Car c’est un véritable cocktail de griefs emboîtés à la manière des poupées russes, – en ce qui concerne en tout cas l’armée- que Compaoré affronte. Avec quelques atouts : une sérénité impressionnante, un sens politique dénotant de la longue expérience de l’homme et une rassurante disposition au dialogue. Mais aussi avec quelques désavantages : il a accédé trop facilement aux doléances des mutins, donc il révèle sa vulnérabilité, ensuite il paraît encourager un déni d’Etat de droit dans le cas de la mutinerie de Gorom.
Enfin, l’homme fort de Ouaga donne l’impression de capituler plus facilement devant la pression de son armée que les revendications du front social et le double standard pourrait se retourner contre lui.

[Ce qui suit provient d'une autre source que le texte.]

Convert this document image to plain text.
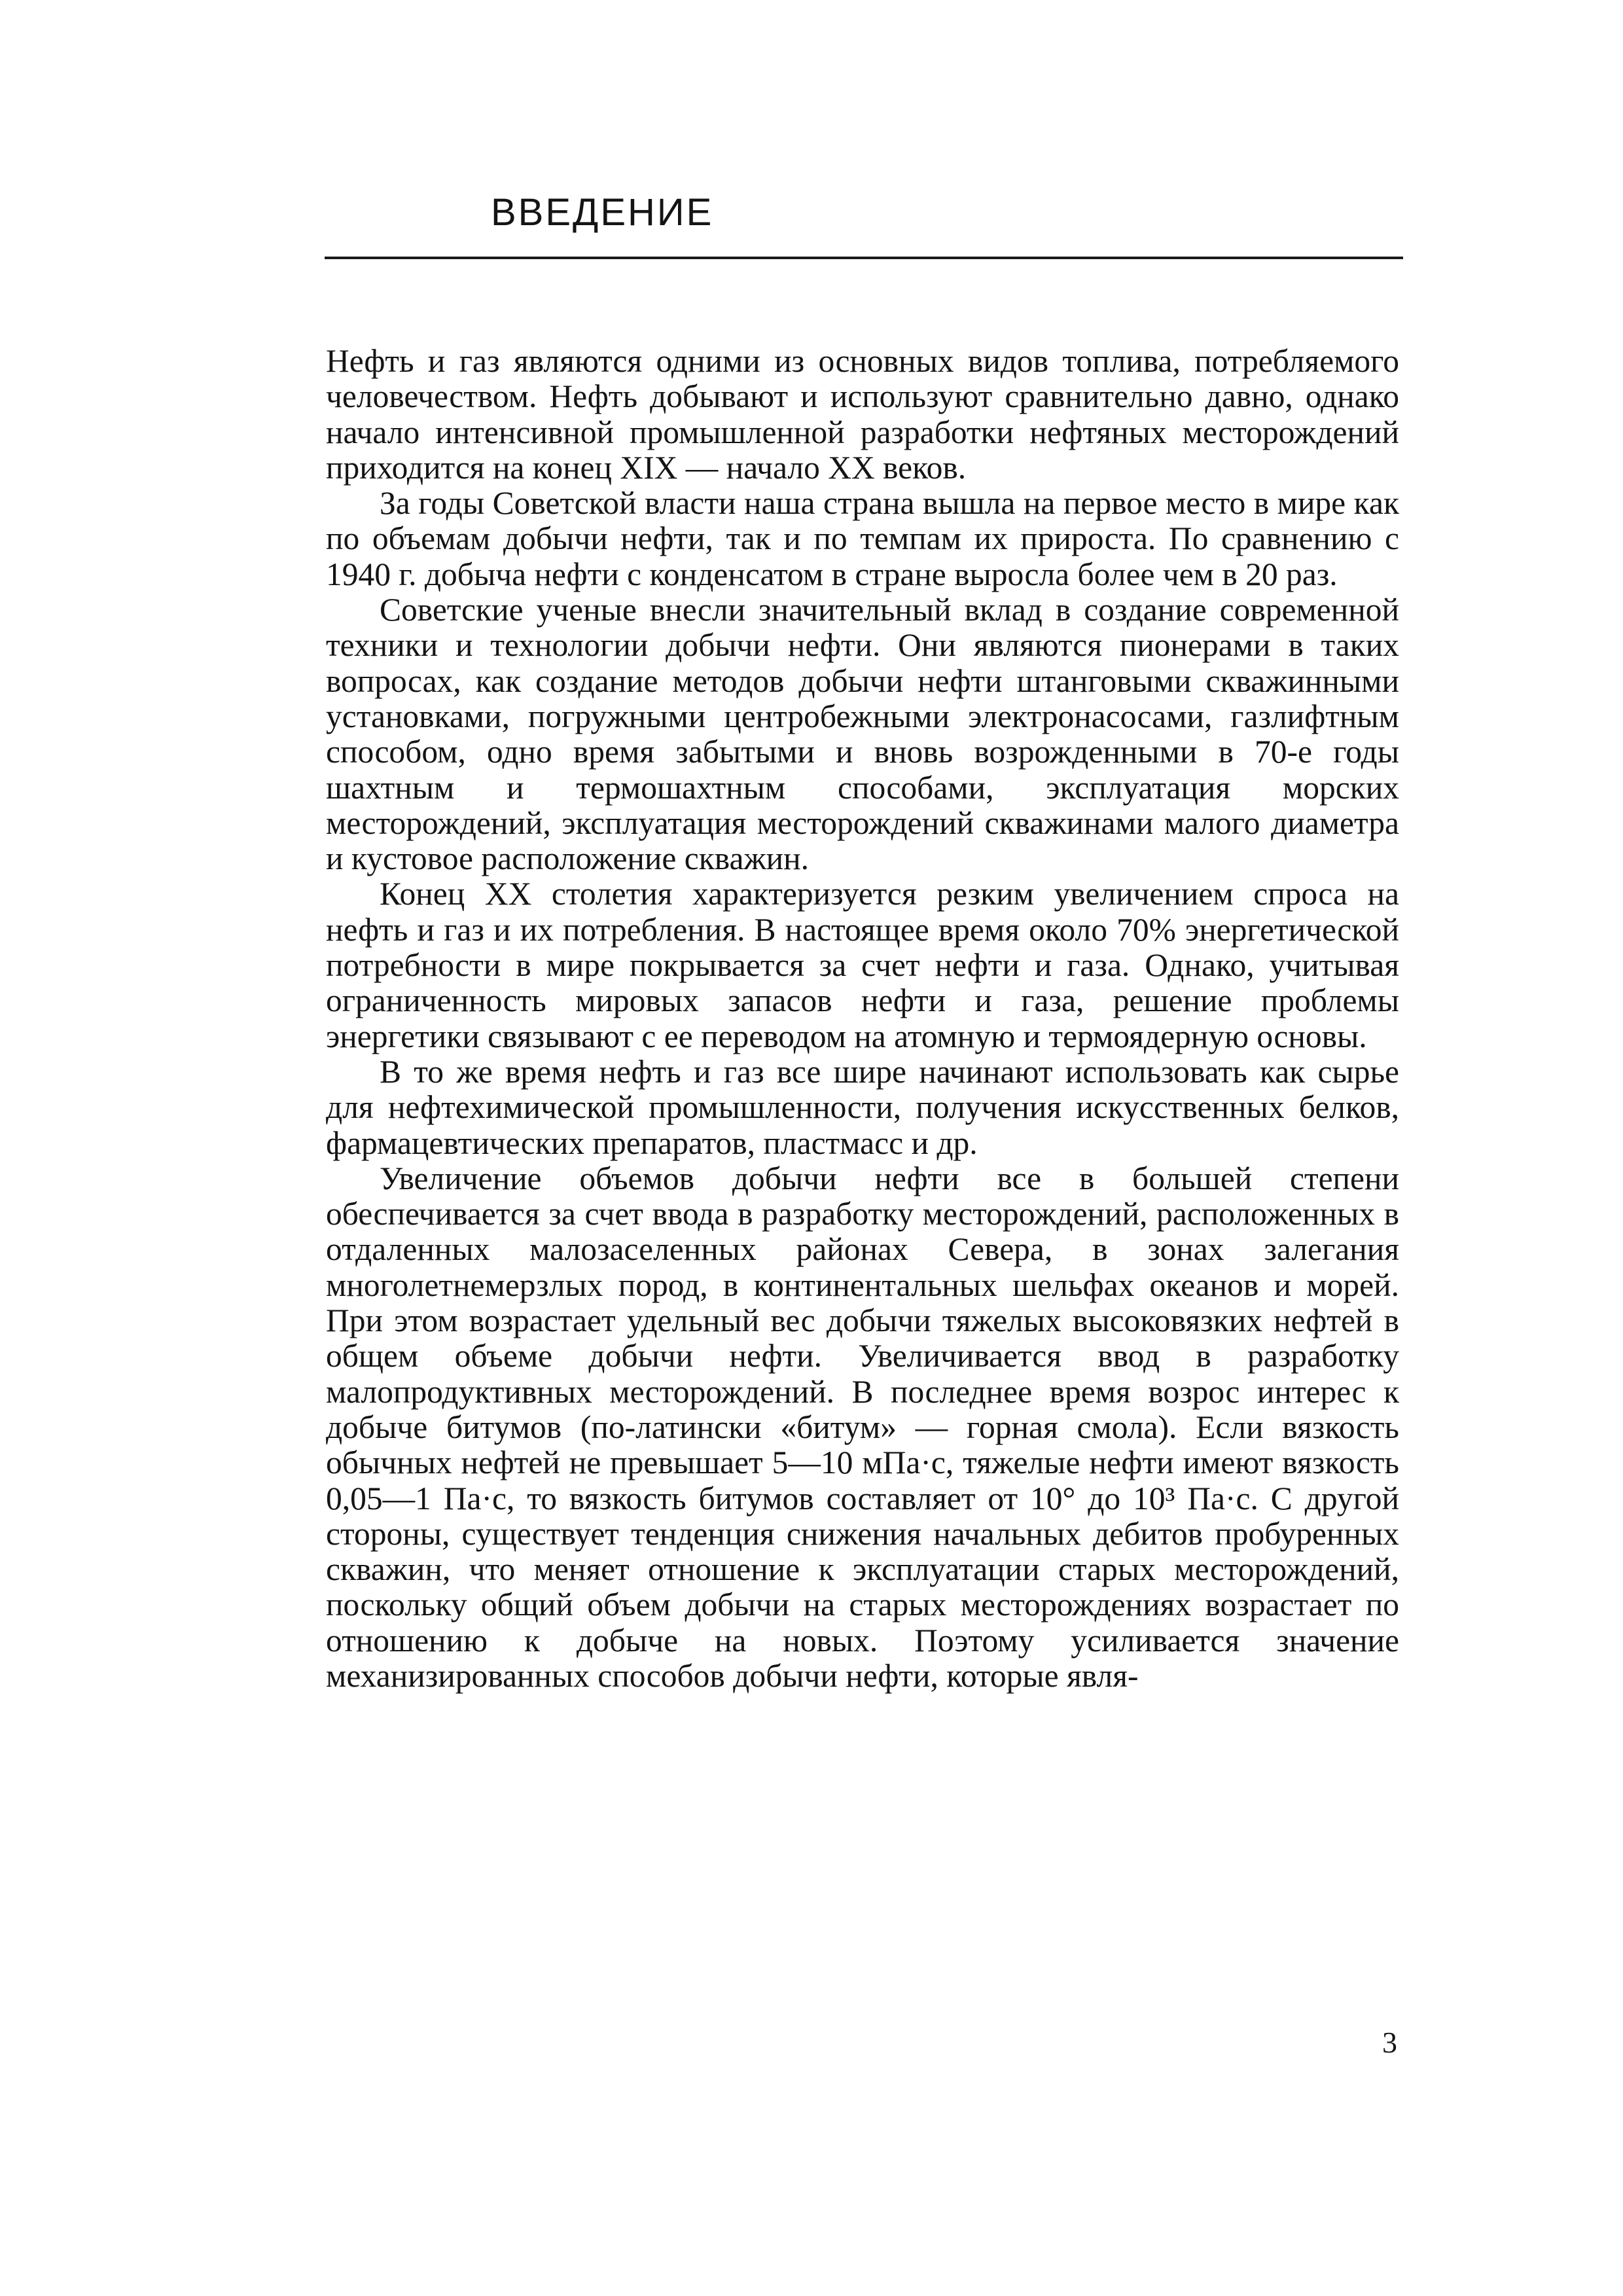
ВВЕДЕНИЕ

Нефть и газ являются одними из основных видов топлива, потребляемого человечеством. Нефть добывают и используют сравнительно давно, однако начало интенсивной промышленной разработки нефтяных месторождений приходится на конец XIX — начало XX веков.

За годы Советской власти наша страна вышла на первое место в мире как по объемам добычи нефти, так и по темпам их прироста. По сравнению с 1940 г. добыча нефти с конденсатом в стране выросла более чем в 20 раз.

Советские ученые внесли значительный вклад в создание современной техники и технологии добычи нефти. Они являются пионерами в таких вопросах, как создание методов добычи нефти штанговыми скважинными установками, погружными центробежными электронасосами, газлифтным способом, одно время забытыми и вновь возрожденными в 70-е годы шахтным и термошахтным способами, эксплуатация морских месторождений, эксплуатация месторождений скважинами малого диаметра и кустовое расположение скважин.

Конец XX столетия характеризуется резким увеличением спроса на нефть и газ и их потребления. В настоящее время около 70% энергетической потребности в мире покрывается за счет нефти и газа. Однако, учитывая ограниченность мировых запасов нефти и газа, решение проблемы энергетики связывают с ее переводом на атомную и термоядерную основы.

В то же время нефть и газ все шире начинают использовать как сырье для нефтехимической промышленности, получения искусственных белков, фармацевтических препаратов, пластмасс и др.

Увеличение объемов добычи нефти все в большей степени обеспечивается за счет ввода в разработку месторождений, расположенных в отдаленных малозаселенных районах Севера, в зонах залегания многолетнемерзлых пород, в континентальных шельфах океанов и морей. При этом возрастает удельный вес добычи тяжелых высоковязких нефтей в общем объеме добычи нефти. Увеличивается ввод в разработку малопродуктивных месторождений. В последнее время возрос интерес к добыче битумов (по-латински «битум» — горная смола). Если вязкость обычных нефтей не превышает 5—10 мПа·с, тяжелые нефти имеют вязкость 0,05—1 Па·с, то вязкость битумов составляет от 10° до 10³ Па·с. С другой стороны, существует тенденция снижения начальных дебитов пробуренных скважин, что меняет отношение к эксплуатации старых месторождений, поскольку общий объем добычи на старых месторождениях возрастает по отношению к добыче на новых. Поэтому усиливается значение механизированных способов добычи нефти, которые явля-

3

Quand ? Trop tôt de risquer un pronostic dans la mesure où ces mutineries sans affrontements ont un coût humain tout à fait gérable jusque-là. Quelques blessés à cause des balles perdues! C’est l’indication que Compaoré cherche à calmer le jeu mais c’est aussi la preuve qu’il peut -être contesté sans que les loyalistes ripostent.
A moins que les mutineries ne soient pas forcément un malheur pour un Chef d’Etat que les mouvements de la société civile et de son opposition politique avaient commencé déjà à défier. Donc la main invisible du président ? Au-delà du risque calculé, cela relèverait d’un calcul risqué. Car la rupture entre les civils et leur armée de plus en plus vandale est sur le point d’être consommée. Dans le vaste champ des possibles qu’ouvre désormais leur crise, une seule certitude : les Burkinabé ont franchi le mur de la peur. Ou Compaoré change ou ses compatriotes le changent.